In den USA haben sich die Nachrichten um die angeschlagenen Finanzunternehmen zuletzt überschlagen: Lehman Brothers beantragte Gläubigerschutz nach Kapitel 11 und die ebenfalls angeschlagene US-Investmentbank Merrill Lynch wird von der Bank of America übernommen.
WAHRSCHEINLICHKEIT FÜR ZINSSCHRITT GESTIEGEN
'Die Wahrscheinlichkeit für eine weitere Leitzinssenkung in den USA ist damit deutlich gestiegen', sagte Ralf Umlauf, Analyst bei der Landesbank Hessen-Thüringen. An den Geldmärkten werde eine Leitzinssenkung um 0,25 Prozentpunkte erwartet. Diese Senkung ist laut Umlauf aber noch nicht sicher. 'Schließlich hat die Fed mehrfach betont, dass sie mit ihren Zinssenkungen bereits in Vorleistung getreten ist.'
Eine schnelle Zinssenkung der US-Notenbank sähe Postbank-Chefvolkswirt Bargel als wenig hilfreich an. 'Man kann eine Notfall-Zinssenkung zwar nicht ausschließen, allerdings bezweifle ich die Sinnhaftigkeit einer solchen Maßnahme.' Im Gegensatz zu den liquiditätsstützenden Maßnahmen der Europäischen Zentralbank (EZB) in Form von Refinanzierungsgeschäften würden zusätzliche Leitzinssenkungen in der aktuellen Situation kaum helfen. 'Zinssenkungen wirken langfristig, auf kurze Sicht entfachen sie nur geringfügige Wirkungen.'
LEITZINS NICHT DAS EIGENTLICHE PROBLEM
Am Markt werde eine weitere Zinssenkung der Fed erwartet, sagt Commerzbank-Experte Bernd Weidensteiner. 'Eine Zinssenkung würde einen gewissen Beitrag zur Abschirmung der Geschäftsbanken gegen die Finanzmarktverwerfungen liefern.' Das Leitzinsniveau kann laut Weidensteiner allerdings kaum als das eigentliche Problem des Bankensystems bezeichnet werden - abgesehen davon, dass der Leitzins mit zwei Prozent ohnehin niedrig sei. 'Das Kernproblem liegt in der mangelhaften Qualität der Bilanzen der Banken und dem damit verbundenen, nahezu totalen gegenseitigen Vertrauensverlust'. Auf Liquiditätsprobleme im Bankenbereich könne die Notenbank auch - und effektiver - mit der Bereitstellung neuer Refinanzierungsmöglichkeiten reagieren.
Zuvor vorhandene Zinserhöhungserwartungen sind nach einhelliger Einschätzung von Experten jedoch aus dem Markt.
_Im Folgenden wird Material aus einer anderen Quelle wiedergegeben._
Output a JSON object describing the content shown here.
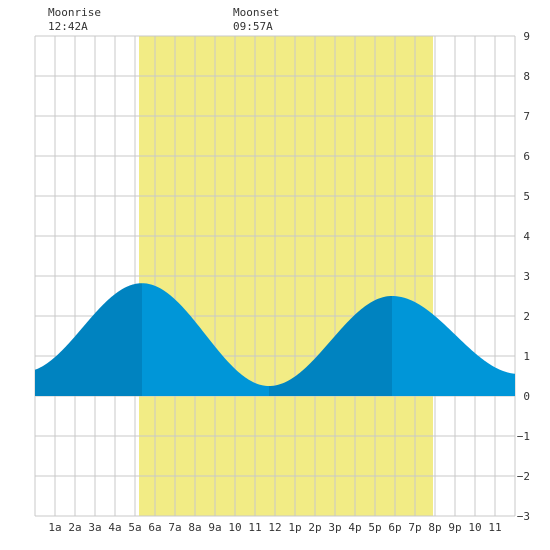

Neben dem fragilen Finanzsystem sprächen auch das schwache Wirtschaftswachstum und die steigende Arbeitslosigkeit gegen steigende Zinsen. Zudem hätten die deutlich gefallenen Ölpreise den Inflationsdruck gemindert. Der US-Ölpreis ist am Montag zeitweise unter 95 Dollar gefallen.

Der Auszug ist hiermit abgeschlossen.